Ethan Zuckerman wants you to eat your (news) vegetables — or at least have better information: I love this article, not only for the main idea (“dietary guidelines” for news), but for the sheer number of issues it raises about Information Architecture. It probably (and inadvertently) does the best job I’ve seen at showing how hard IA can be.
So, here’s the first-order problem – the problem we’re trying to solve through application of IA and analysis:
Ethan Zuckerman, the new director for the MIT Media Lab, wants to create some kind of system that shows you a summary of the topics of news you’re consuming. The idea is that you could see if you were deficient in any particular area – perhaps your consumption is tilted toward liberal sources, or perhaps you’ve been subconsciously avoiding news about the Arab Spring, etc.
This should be simple. Let’s get to it –
Sadly, the practical application of this theory gets complicated, very quickly. Yes, IA can get political:
First problem: As soon as you stick a label on something, it’s political.
“Anything tracked on a label is the subject of enormous lobbying,” he told me. “If you decide that you’re going to start tracking saturated versus unsaturated fat, there’s enormous controversy over that, and whether or not we should be subdividing out sodium and potassium….Everyone has vested interest.”
Once you get past that, there’s a problem in structuring information:
How do you design a hierarchy that is comprehensive but precise? Future-proof? At what point in the Tunisian revolution does the story become a category; and at what point does that category become a subcategory, of Arab Spring? Is a story about a medical study labeled Science, Health, Health & Science, or Medicine? Moreover, a hierarchy that works for one publication may not work for another. This is how even descriptive labeling gets political.
So, let’s just use some tagging and semantic analysis and let a computer figure it out! That’ll work, right? Well, no.
A story about the German economy might return the entities “Germany,” “economy,” “Angela Merkel,” and “Euro,” to name a few. A computer can easily pluck those entities out of text, but there are two problems: A human has to tell a computer what entities are important, one, and two, entities are not hierarchical. As far as a computer is concerned, “Angela Merkel” is not a subcategory of “German politicians” or “world leaders” — it’s just a flat piece of metadata.
Even if we get past that, where are we going to get all the data?
So where does he get all this data? When you’re talking about all of the news outlets in America, that’s a challenge. Zuckerman’s students were be able to build the New York Times contraption because they had access to publicly available, well-documented APIs (and were willing to use the Times’ existing taxonomy). Only a handful of major news organizations are so accessible.

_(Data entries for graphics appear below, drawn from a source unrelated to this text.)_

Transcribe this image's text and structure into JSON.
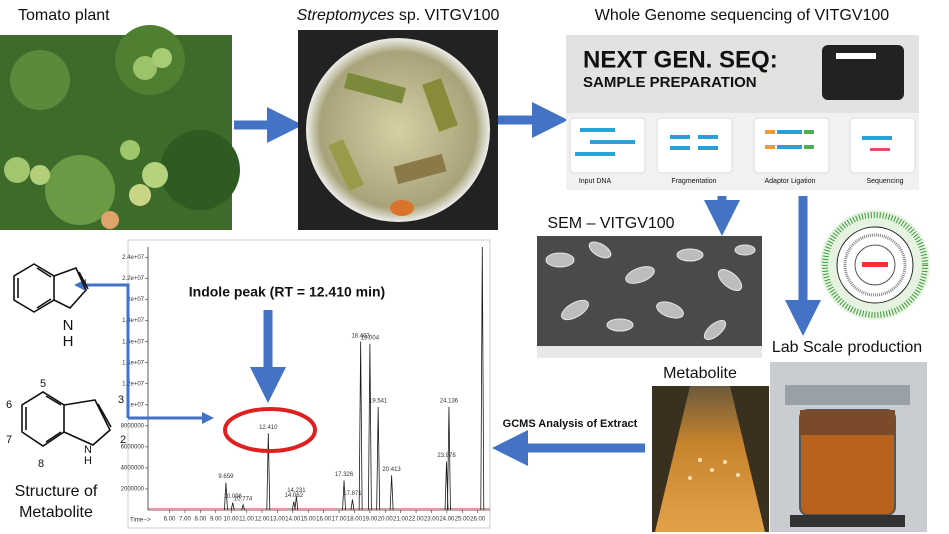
{
  "labels": {
    "tomato": "Tomato plant",
    "strep_genus": "Streptomyces",
    "strep_rest": "sp. VITGV100",
    "wgs": "Whole Genome sequencing of VITGV100",
    "ngs_title": "NEXT GEN. SEQ:",
    "ngs_sub": "SAMPLE PREPARATION",
    "ngs_steps": [
      "Input DNA",
      "Fragmentation",
      "Adaptor Ligation",
      "Sequencing"
    ],
    "sem": "SEM – VITGV100",
    "lab": "Lab Scale production",
    "metabolite": "Metabolite",
    "gcms": "GCMS Analysis of Extract",
    "indole": "Indole peak (RT = 12.410 min)",
    "structure_1": "Structure of",
    "structure_2": "Metabolite",
    "atoms": {
      "h_top": "H",
      "n_top": "N",
      "h_bottom": "H",
      "n_bottom": "N",
      "c2": "2",
      "c3": "3",
      "c5": "5",
      "c6": "6",
      "c7": "7",
      "c8": "8"
    }
  },
  "chart_data": {
    "type": "line",
    "x_label": "Time-->",
    "x": [
      9.659,
      10.098,
      10.774,
      12.41,
      14.062,
      14.231,
      17.326,
      17.871,
      18.403,
      19.004,
      19.541,
      20.413,
      23.978,
      24.136,
      26.3
    ],
    "values": [
      2600000,
      700000,
      500000,
      7300000,
      800000,
      1300000,
      2800000,
      1000000,
      16000000,
      15800000,
      9800000,
      3300000,
      4600000,
      9800000,
      25000000
    ],
    "peak_labels": [
      "9.659",
      "10.098",
      "10.774",
      "12.410",
      "14.062",
      "14.231",
      "17.326",
      "17.871",
      "18.403",
      "19.004",
      "19.541",
      "20.413",
      "23.978",
      "24.136",
      null
    ],
    "color": "#1a1a1a",
    "xlim": [
      4.6,
      26.8
    ],
    "xticks": [
      {
        "value": 6,
        "label": "6.00"
      },
      {
        "value": 7,
        "label": "7.00"
      },
      {
        "value": 8,
        "label": "8.00"
      },
      {
        "value": 9,
        "label": "9.00"
      },
      {
        "value": 10,
        "label": "10.00"
      },
      {
        "value": 11,
        "label": "11.00"
      },
      {
        "value": 12,
        "label": "12.00"
      },
      {
        "value": 13,
        "label": "13.00"
      },
      {
        "value": 14,
        "label": "14.00"
      },
      {
        "value": 15,
        "label": "15.00"
      },
      {
        "value": 16,
        "label": "16.00"
      },
      {
        "value": 17,
        "label": "17.00"
      },
      {
        "value": 18,
        "label": "18.00"
      },
      {
        "value": 19,
        "label": "19.00"
      },
      {
        "value": 20,
        "label": "20.00"
      },
      {
        "value": 21,
        "label": "21.00"
      },
      {
        "value": 22,
        "label": "22.00"
      },
      {
        "value": 23,
        "label": "23.00"
      },
      {
        "value": 24,
        "label": "24.00"
      },
      {
        "value": 25,
        "label": "25.00"
      },
      {
        "value": 26,
        "label": "26.00"
      }
    ],
    "ylim": [
      0,
      25000000
    ],
    "yticks": [
      2000000,
      4000000,
      6000000,
      8000000,
      {
        "value": 10000000,
        "label": "1e+07"
      },
      {
        "value": 12000000,
        "label": "1.2e+07"
      },
      {
        "value": 14000000,
        "label": "1.4e+07"
      },
      {
        "value": 16000000,
        "label": "1.6e+07"
      },
      {
        "value": 18000000,
        "label": "1.8e+07"
      },
      {
        "value": 20000000,
        "label": "2e+07"
      },
      {
        "value": 22000000,
        "label": "2.2e+07"
      },
      {
        "value": 24000000,
        "label": "2.4e+07"
      }
    ]
  }
}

And, back to the original problem, if we solve all these other problems, this one will work itself out, right? Well, no, probably not.
But does everyone want to see a digest of his own news nutrition, let alone look at someone else’s? I bet a lot of us are afraid of what it might say. Twenty-one years ago President Bush signed the Nutrition Labeling and Education Act. Many local laws now mandate posting calorie counts in chain restaurants. And America is still pretty fat.
I just loved this whole article. I love the problem he’s trying to solve, but I also loved the analysis of all the meta-problems that go into solving that other problem. So, to solve the first order problem, you have to solve about a dozen second-order IA problems.
Yes, it turns out that organizing information is hard. If anyone wants to know why IA projects can get so expensive, have them go read this article.
(Also, if this idea of balancing your news sources is interesting to you, read The Filter Bubble by Eli Pariser. It’s a great book that discusses the same thing in a much broader scale. Also, go read about homopily.)